Bakhtiyar Bayseitov

Personal information
- Full name: Bakhtiyar Daniyaruly Bayseitov
- Date of birth: 27 August 1952 (age 73)
- Place of birth: Shymkent, Kazakh SSR, Soviet Union

Team information
- Current team: FC Ordabasy (president)

Senior career*
- Years: Team / Apps / (Gls)
- Metallurg Ordabasy

International career
- 1992: Kazakhstan / 1 / (1)

Managerial career
- 1992–1993: Kazakhstan
- 2003–2004: FC Ordabasy
- 2007: FC Atyrau
- 2015–2017: FC Ordabasy

= Bakhtiyar Bayseitov =

Kazakh professional football coach

Bakhtiyar Daniyaruly Bayseitov (Бақтияр Даниярұлы Байсейітов; born 27 August 1952) is a Kazakh professional football coach and former player.

==Early life==
Growing up in Shymkent, Soviet Kazakhstan, he practiced football everyday to his uncle Shukur's dismay.
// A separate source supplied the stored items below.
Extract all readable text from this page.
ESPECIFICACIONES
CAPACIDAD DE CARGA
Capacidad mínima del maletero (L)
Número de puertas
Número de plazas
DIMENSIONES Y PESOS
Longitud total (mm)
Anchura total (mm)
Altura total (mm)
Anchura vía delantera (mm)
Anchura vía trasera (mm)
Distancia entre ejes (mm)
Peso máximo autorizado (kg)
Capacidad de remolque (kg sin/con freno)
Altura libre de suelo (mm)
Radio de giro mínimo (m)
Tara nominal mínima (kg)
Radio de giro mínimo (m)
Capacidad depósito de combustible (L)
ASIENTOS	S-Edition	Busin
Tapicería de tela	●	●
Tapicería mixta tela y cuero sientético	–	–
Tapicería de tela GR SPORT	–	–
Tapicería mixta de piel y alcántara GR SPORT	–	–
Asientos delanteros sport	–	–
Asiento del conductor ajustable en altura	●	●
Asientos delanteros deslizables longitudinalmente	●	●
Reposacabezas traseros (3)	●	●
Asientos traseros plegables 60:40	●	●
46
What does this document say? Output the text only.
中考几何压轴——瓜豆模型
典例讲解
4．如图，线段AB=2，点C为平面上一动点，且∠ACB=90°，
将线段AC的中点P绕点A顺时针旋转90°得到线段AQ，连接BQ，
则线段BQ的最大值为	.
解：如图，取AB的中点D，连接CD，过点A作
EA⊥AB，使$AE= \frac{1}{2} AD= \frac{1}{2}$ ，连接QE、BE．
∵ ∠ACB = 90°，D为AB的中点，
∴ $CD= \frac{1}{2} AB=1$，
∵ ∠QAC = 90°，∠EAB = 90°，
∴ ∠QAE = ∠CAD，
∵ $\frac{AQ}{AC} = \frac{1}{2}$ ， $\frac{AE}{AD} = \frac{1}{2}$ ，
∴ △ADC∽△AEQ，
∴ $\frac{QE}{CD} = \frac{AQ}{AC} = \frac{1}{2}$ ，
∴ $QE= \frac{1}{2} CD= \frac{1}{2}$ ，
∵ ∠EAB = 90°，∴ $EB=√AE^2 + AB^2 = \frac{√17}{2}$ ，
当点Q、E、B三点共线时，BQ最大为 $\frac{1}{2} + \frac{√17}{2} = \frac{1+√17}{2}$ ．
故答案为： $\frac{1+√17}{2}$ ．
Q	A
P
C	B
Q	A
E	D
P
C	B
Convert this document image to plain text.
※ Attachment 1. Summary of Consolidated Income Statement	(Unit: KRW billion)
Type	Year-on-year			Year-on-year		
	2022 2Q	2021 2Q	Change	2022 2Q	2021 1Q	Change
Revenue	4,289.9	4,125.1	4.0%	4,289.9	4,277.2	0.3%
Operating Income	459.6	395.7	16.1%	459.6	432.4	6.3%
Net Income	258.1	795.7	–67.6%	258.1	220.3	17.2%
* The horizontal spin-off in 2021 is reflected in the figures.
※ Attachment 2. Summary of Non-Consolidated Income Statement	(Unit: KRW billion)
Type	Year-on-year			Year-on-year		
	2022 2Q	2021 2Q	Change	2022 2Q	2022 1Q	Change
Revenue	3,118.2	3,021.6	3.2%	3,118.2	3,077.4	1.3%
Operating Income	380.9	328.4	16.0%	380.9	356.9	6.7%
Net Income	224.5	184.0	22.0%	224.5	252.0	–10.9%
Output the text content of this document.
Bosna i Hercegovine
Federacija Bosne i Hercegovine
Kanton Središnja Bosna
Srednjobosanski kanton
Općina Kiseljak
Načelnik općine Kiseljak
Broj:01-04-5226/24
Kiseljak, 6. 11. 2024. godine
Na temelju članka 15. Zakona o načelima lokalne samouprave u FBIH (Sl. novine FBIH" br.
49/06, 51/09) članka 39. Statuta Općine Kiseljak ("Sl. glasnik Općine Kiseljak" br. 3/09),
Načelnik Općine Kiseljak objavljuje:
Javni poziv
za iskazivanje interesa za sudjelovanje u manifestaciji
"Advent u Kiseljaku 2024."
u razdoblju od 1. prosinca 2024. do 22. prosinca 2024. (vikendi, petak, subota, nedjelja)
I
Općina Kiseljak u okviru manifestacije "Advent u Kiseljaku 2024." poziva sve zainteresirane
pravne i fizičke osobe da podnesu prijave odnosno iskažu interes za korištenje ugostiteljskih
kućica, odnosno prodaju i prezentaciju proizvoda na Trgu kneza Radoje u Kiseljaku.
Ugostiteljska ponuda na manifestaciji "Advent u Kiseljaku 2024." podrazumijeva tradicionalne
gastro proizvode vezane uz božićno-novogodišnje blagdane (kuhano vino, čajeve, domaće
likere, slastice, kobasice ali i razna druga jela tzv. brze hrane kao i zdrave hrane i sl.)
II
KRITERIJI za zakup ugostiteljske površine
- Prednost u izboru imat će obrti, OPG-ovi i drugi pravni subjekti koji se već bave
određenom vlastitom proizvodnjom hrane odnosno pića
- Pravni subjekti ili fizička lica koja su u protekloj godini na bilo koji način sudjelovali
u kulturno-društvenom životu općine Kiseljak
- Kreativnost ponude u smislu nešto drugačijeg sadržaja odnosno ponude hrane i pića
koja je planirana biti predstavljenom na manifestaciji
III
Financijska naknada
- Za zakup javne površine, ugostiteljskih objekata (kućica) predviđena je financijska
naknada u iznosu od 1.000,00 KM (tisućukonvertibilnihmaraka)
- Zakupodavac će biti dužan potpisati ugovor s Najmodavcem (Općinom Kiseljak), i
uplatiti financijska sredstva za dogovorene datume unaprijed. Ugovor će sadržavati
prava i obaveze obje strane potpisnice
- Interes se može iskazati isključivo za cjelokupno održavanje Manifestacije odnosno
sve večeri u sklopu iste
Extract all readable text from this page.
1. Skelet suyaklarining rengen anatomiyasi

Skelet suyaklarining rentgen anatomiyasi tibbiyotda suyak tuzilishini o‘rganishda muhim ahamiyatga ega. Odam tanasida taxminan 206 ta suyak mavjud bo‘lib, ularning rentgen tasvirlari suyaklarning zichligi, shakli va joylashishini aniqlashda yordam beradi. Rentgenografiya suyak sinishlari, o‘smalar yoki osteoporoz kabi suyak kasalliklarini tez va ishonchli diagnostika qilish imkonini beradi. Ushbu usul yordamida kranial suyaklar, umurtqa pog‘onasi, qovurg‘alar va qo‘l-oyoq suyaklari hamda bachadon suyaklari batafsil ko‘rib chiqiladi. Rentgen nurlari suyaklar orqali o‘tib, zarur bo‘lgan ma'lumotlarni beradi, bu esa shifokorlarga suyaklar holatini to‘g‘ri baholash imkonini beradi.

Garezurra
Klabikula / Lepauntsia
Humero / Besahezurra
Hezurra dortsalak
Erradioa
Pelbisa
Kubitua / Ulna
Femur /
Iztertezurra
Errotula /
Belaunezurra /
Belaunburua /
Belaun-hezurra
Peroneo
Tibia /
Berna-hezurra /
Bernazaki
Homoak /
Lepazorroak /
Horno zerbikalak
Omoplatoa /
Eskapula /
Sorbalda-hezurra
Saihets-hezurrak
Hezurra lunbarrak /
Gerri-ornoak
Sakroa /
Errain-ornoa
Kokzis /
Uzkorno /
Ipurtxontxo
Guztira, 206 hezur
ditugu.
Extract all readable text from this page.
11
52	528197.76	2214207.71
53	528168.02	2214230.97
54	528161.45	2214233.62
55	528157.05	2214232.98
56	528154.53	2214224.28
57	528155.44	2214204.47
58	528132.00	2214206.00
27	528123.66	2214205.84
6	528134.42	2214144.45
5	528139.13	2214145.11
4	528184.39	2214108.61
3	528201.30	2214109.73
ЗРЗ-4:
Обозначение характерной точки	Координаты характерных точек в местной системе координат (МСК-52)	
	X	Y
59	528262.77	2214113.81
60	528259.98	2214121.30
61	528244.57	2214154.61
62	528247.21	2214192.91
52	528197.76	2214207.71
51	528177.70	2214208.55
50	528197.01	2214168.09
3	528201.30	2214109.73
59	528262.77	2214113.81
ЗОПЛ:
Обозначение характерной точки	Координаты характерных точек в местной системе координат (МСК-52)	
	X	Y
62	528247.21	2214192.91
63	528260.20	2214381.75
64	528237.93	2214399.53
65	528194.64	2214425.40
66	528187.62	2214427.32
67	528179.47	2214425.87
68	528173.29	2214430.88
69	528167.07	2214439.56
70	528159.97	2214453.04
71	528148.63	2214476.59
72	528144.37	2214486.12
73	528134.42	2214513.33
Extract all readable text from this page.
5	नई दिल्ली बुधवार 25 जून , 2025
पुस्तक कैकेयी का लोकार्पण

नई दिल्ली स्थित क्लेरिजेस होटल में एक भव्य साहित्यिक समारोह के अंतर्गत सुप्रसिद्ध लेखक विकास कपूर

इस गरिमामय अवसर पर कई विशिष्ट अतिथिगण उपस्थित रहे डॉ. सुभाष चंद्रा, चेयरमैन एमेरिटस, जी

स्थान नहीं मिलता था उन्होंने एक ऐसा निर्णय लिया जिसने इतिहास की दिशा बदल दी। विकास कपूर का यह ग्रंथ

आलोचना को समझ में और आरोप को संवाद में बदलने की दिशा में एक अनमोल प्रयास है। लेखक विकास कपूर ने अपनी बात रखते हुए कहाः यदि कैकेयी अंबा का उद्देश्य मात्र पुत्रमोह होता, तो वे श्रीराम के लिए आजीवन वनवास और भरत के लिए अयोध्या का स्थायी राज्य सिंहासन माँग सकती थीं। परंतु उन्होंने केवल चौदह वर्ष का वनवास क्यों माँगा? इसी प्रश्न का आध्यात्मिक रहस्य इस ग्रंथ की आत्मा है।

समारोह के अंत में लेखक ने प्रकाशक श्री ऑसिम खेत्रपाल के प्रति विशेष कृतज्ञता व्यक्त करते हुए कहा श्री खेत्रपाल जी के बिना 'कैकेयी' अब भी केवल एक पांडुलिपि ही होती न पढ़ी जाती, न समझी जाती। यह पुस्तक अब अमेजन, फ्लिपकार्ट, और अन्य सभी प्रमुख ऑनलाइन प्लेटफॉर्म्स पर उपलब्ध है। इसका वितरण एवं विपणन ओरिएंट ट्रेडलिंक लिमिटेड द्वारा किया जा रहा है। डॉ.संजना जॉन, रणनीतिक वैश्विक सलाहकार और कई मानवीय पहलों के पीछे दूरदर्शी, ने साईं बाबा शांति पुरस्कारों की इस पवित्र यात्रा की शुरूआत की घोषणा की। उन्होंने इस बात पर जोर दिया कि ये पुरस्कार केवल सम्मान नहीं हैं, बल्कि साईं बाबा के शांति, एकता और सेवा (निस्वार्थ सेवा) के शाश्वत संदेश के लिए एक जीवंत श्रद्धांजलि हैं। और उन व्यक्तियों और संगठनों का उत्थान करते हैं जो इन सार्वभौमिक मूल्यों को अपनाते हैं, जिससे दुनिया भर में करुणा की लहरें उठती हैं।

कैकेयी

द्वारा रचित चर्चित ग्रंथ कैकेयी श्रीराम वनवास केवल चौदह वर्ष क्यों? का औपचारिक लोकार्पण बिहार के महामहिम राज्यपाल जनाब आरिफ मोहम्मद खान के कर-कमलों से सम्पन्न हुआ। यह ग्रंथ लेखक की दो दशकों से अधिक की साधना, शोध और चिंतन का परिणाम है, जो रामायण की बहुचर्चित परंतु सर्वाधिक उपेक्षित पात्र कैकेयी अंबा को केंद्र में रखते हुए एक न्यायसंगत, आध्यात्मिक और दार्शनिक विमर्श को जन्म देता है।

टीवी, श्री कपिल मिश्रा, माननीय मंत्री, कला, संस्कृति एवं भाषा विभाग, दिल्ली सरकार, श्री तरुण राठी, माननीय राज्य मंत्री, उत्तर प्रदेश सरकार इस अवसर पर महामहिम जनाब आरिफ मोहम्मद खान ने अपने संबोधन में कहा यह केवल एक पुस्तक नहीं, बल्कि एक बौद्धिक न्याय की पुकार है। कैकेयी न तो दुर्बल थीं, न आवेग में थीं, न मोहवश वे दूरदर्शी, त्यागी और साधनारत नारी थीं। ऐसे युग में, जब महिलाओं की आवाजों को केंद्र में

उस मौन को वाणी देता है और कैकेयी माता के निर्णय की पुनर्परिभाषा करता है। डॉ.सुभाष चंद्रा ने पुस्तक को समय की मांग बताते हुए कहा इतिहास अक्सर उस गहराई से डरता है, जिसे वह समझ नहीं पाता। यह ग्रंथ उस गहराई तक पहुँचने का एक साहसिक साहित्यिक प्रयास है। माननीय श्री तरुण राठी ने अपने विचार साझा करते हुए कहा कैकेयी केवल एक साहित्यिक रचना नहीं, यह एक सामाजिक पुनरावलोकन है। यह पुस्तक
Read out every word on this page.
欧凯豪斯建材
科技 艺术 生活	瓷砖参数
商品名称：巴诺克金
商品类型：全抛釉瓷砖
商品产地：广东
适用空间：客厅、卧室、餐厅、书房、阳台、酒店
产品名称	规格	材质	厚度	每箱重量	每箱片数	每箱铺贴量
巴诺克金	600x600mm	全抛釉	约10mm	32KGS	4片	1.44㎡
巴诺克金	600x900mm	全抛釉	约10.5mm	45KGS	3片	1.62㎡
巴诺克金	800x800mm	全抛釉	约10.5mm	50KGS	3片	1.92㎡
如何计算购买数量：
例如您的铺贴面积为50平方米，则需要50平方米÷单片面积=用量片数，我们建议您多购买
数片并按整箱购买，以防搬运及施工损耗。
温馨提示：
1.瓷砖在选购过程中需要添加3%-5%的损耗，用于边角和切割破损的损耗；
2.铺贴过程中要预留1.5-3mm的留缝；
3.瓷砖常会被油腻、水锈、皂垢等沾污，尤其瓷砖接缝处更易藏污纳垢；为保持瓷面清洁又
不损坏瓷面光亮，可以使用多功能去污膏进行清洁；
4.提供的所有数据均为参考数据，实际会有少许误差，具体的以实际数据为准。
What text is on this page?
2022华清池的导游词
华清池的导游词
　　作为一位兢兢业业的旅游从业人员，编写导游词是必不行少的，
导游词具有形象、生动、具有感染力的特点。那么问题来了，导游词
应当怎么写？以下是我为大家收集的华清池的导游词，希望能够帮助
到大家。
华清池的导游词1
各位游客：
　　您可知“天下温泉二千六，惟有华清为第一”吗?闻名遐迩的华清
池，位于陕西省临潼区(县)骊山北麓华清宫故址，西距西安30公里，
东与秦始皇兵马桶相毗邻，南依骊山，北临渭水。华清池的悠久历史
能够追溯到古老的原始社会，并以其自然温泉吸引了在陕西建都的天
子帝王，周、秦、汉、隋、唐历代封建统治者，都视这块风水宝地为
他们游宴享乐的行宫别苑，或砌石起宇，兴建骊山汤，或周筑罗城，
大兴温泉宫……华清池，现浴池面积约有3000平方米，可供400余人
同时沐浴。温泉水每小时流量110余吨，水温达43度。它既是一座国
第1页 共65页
Shukur wanted him to become a teacher or scientist instead. He continued to play even after his uncle took away his ball.

==Playing career==
Metallurg Ordabasy, the former name of the contemporary FC Ordabasy, enlisted him in their youth system and eventually recruited him for the senior team. He was known for his goal-scoring ability. Retiring at age 33, he was in charge of the new 'Meliorator Ordabasy' in the mid-late 1980s. In the early 1990s, he became the head of FC Kairat, winning the first independent Kazakhstan Premier League in 1992.

==International career==
As national team manager from 1992–1993, he clinched the initiatory Central Asian Cup in 1992.

==Managerial career==
Throughout the last two years, he was the manager of FC Ordabasy. Following a turbulent period as coach, he became their president instead, giving the coach position to Aleksei Petrushin. While he was with Ordabasy, he was accused of being involved in heinous situations and match-fixing allegations, which diminished his reputation with the fans.